If Luna could tell that I was a person who wasn’t entirely all right, she must have overlooked that, or maybe was just profoundly bored and lonely in her well-ordered, organic, seaside, photo-ready life because in those first weeks she was always trying to create some kind of understanding between us, which reminded me that it is hard for me to understand people who want to understand me and be understood; Luna (she must have been flatly unaware) was always inviting me to make dinner with her and she was trying to ask me about what my life consisted of, was there a love in my life, what had I done before New Zealand, what did I hope to do next, and I tried to be good, I tried to be a good woman with good answers to these questions and I tried to appreciate how Luna wanted to share a bottle of wine with me and explain to me why it was special and I wanted to appreciate the stories she told me about how she had met Amos and how it was a whirlwind romance but I found, increasingly, that I did not particularly care and I tried to fake a little kindness, a little sweetness, tried to mirror Luna back at herself, but that exhausted me after a week and I concluded that I was not meant for this sort of thing, friends, friendliness, no, I wasn’t meant for it. I was meant to earn my keep and just keep my keep, that’s all.

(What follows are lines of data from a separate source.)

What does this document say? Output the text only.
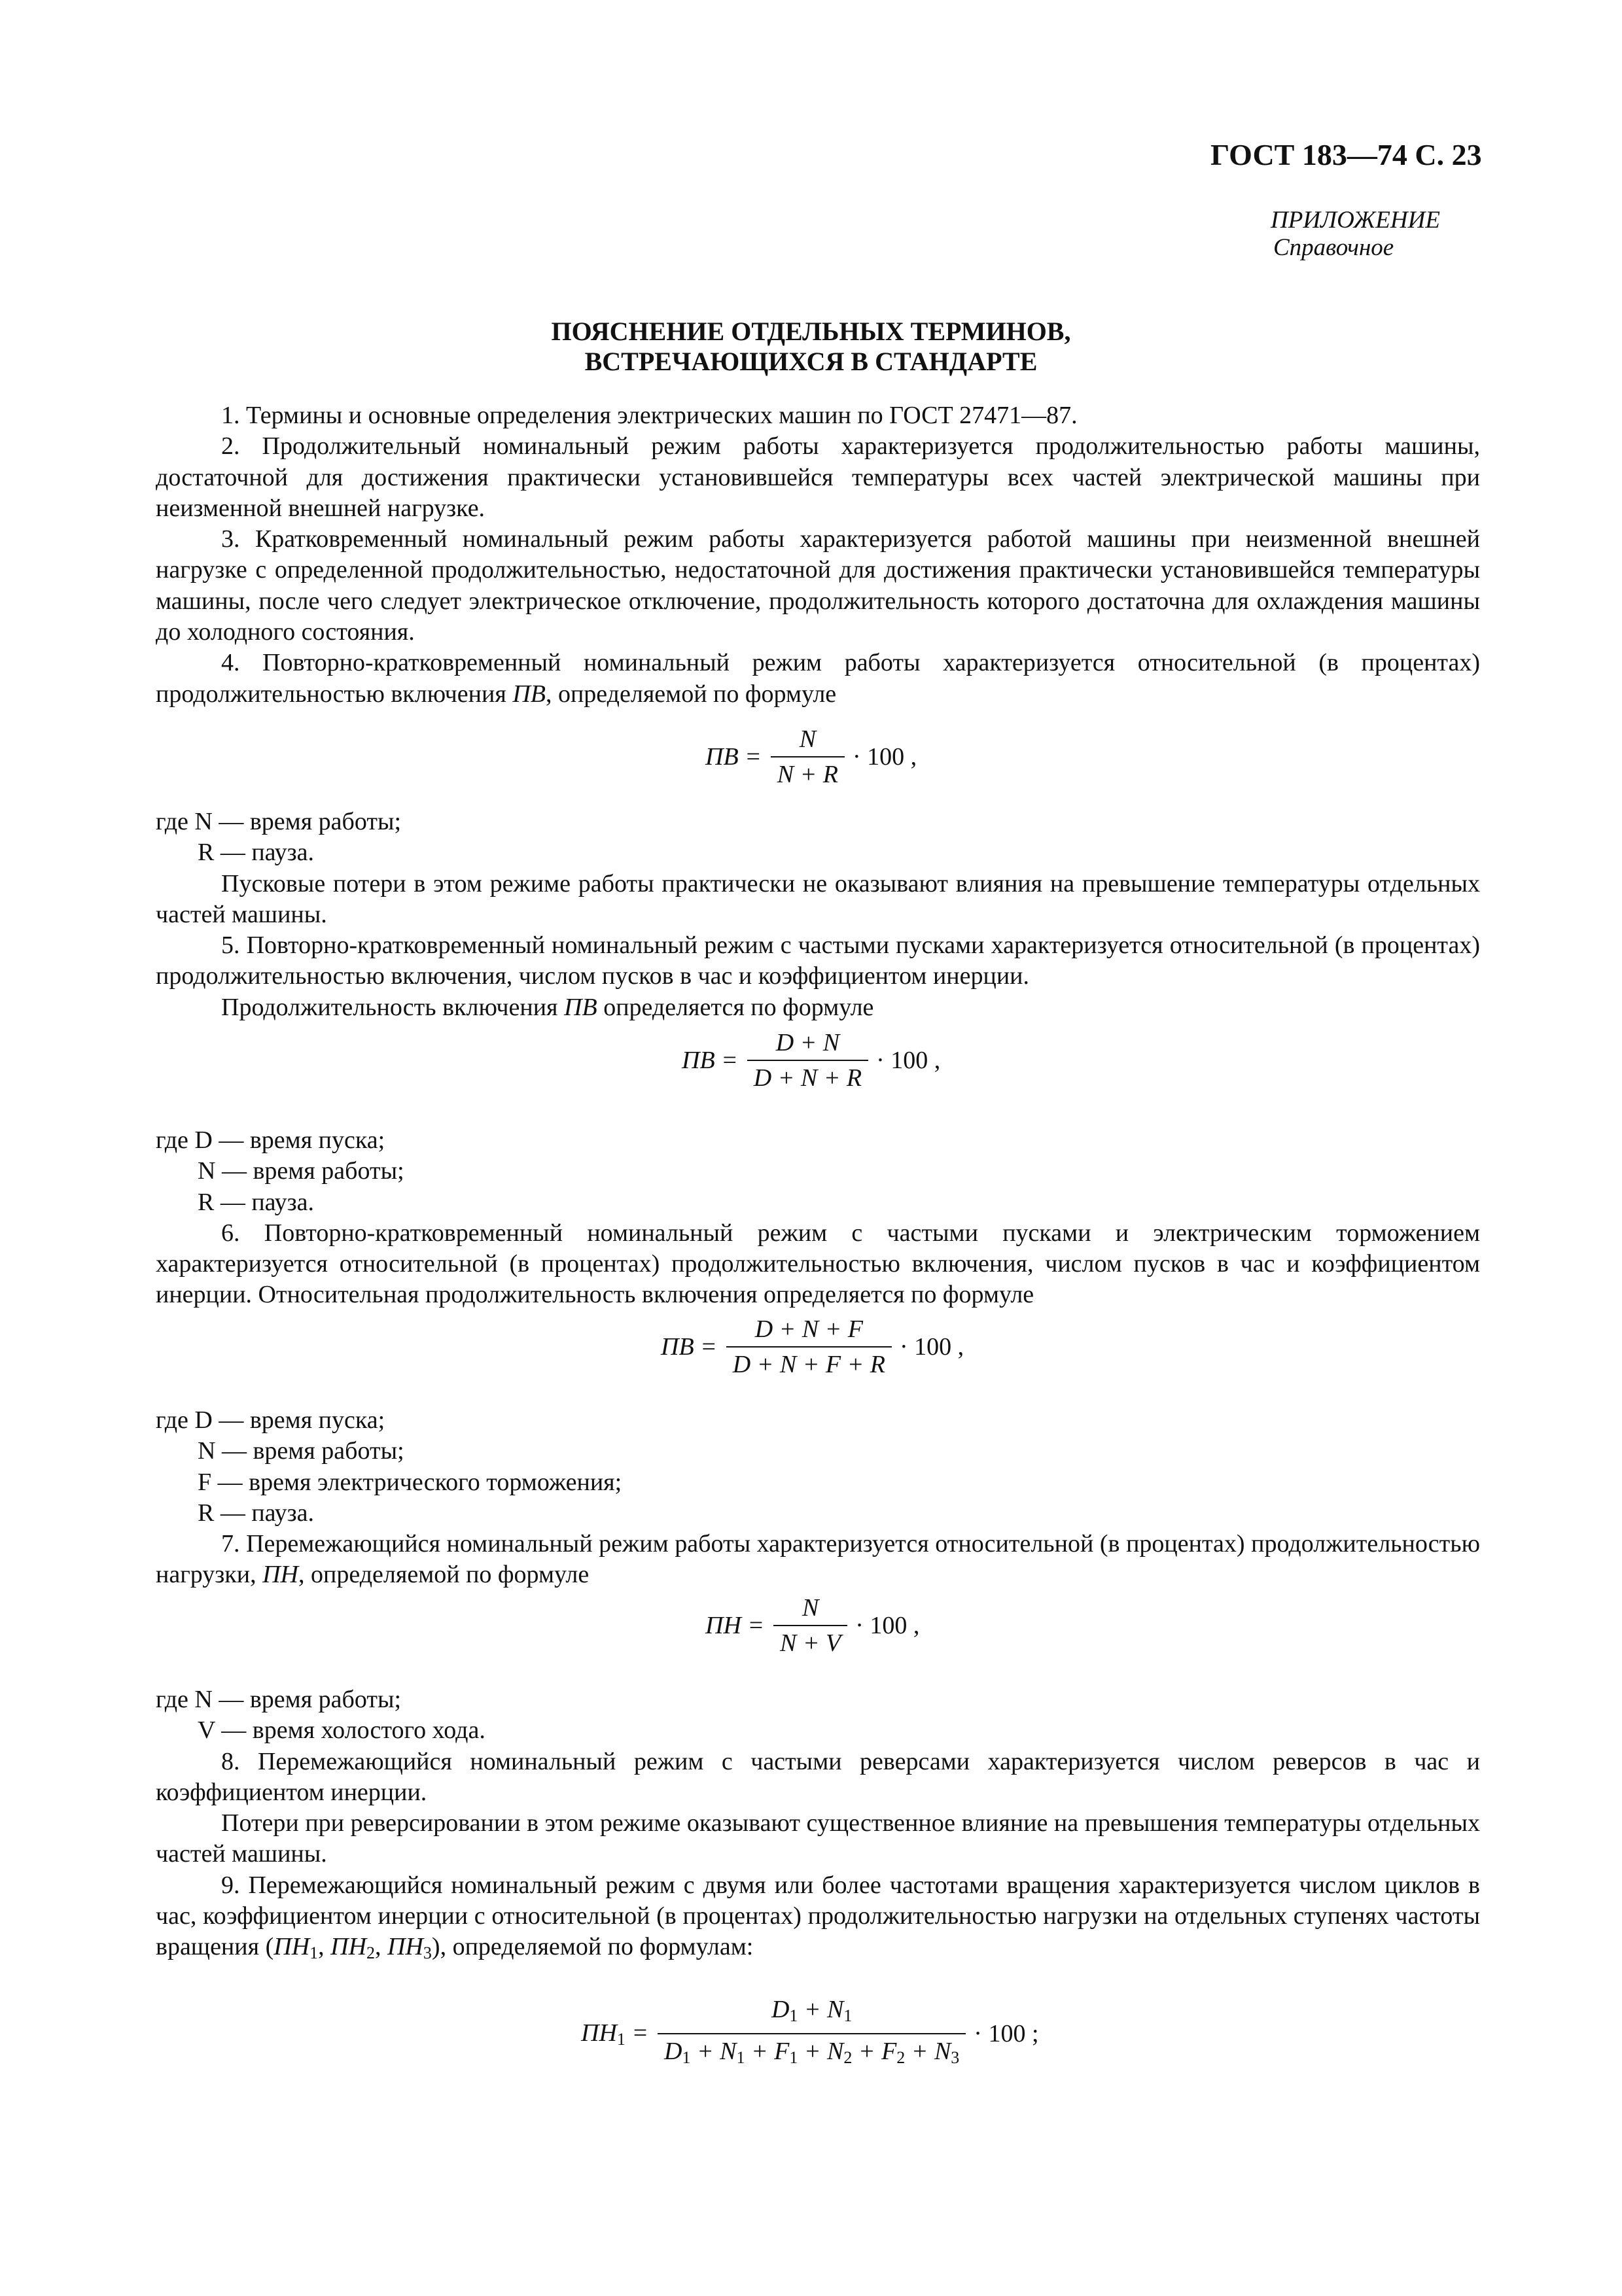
ГОСТ 183—74 С. 23
ПРИЛОЖЕНИЕ
Справочное
ПОЯСНЕНИЕ ОТДЕЛЬНЫХ ТЕРМИНОВ,
ВСТРЕЧАЮЩИХСЯ В СТАНДАРТЕ

1. Термины и основные определения электрических машин по ГОСТ 27471—87.

2. Продолжительный номинальный режим работы характеризуется продолжительностью работы машины, достаточной для достижения практически установившейся температуры всех частей электрической машины при неизменной внешней нагрузке.

3. Кратковременный номинальный режим работы характеризуется работой машины при неизменной внешней нагрузке с определенной продолжительностью, недостаточной для достижения практически установившейся температуры машины, после чего следует электрическое отключение, продолжительность которого достаточна для охлаждения машины до холодного состояния.

4. Повторно-кратковременный номинальный режим работы характеризуется относительной (в процентах) продолжительностью включения ПВ, определяемой по формуле

ПВ = $\frac{N}{N + R} \cdot 100$ ,

где N — время работы;

R — пауза.

Пусковые потери в этом режиме работы практически не оказывают влияния на превышение температуры отдельных частей машины.

5. Повторно-кратковременный номинальный режим с частыми пусками характеризуется относительной (в процентах) продолжительностью включения, числом пусков в час и коэффициентом инерции.

Продолжительность включения ПВ определяется по формуле

ПВ = $\frac{D + N}{D + N + R} \cdot 100$ ,

где D — время пуска;

N — время работы;

R — пауза.

6. Повторно-кратковременный номинальный режим с частыми пусками и электрическим торможением характеризуется относительной (в процентах) продолжительностью включения, числом пусков в час и коэффициентом инерции. Относительная продолжительность включения определяется по формуле

ПВ = $\frac{D + N + F}{D + N + F + R} \cdot 100$ ,

где D — время пуска;

N — время работы;

F — время электрического торможения;

R — пауза.

7. Перемежающийся номинальный режим работы характеризуется относительной (в процентах) продолжительностью нагрузки, ПН, определяемой по формуле

ПН = $\frac{N}{N + V} \cdot 100$ ,

где N — время работы;

V — время холостого хода.

8. Перемежающийся номинальный режим с частыми реверсами характеризуется числом реверсов в час и коэффициентом инерции.

Потери при реверсировании в этом режиме оказывают существенное влияние на превышения температуры отдельных частей машины.

9. Перемежающийся номинальный режим с двумя или более частотами вращения характеризуется числом циклов в час, коэффициентом инерции с относительной (в процентах) продолжительностью нагрузки на отдельных ступенях частоты вращения ($ПН_1$, $ПН_2$, $ПН_3$), определяемой по формулам:

$ПН_1 = \frac{D_1 + N_1}{D_1 + N_1 + F_1 + N_2 + F_2 + N_3} \cdot 100$ ;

A week or so later, a group of people showed up and they all wore similar linen tunics and much of their hair was growing in wads. They put their hands together and bowed a good deal. None of them seemed to own or wear shoes. I almost wanted to know more about them, how they all met, why they seemed to have a uniform, what they had against shoes, but the desire to know more was overridden by the knowledge that to get that information I would have to actually speak with them a substantial amount and that they might have questions about me and that it might be difficult to extract myself from such a situation.
I was making dinner for the group one night (I had been demoted to the most domestic jobs, which I always did alone) when Amos came in to wash his hands.
Your family must be—
No family. I don’t have a family.
Amos nodded. I knew there must have been a point in his life when he would have said the same thing, that he had no family, even though I knew Amos had probably made this new family with Luna to overshadow the one he had come from and knowing how to lie in the same way gave us a common truth. There was a pause here of about three seconds, then Amos turned on the faucet to wash his hands. There was another pause of about four seconds, then I went back to chopping carrots.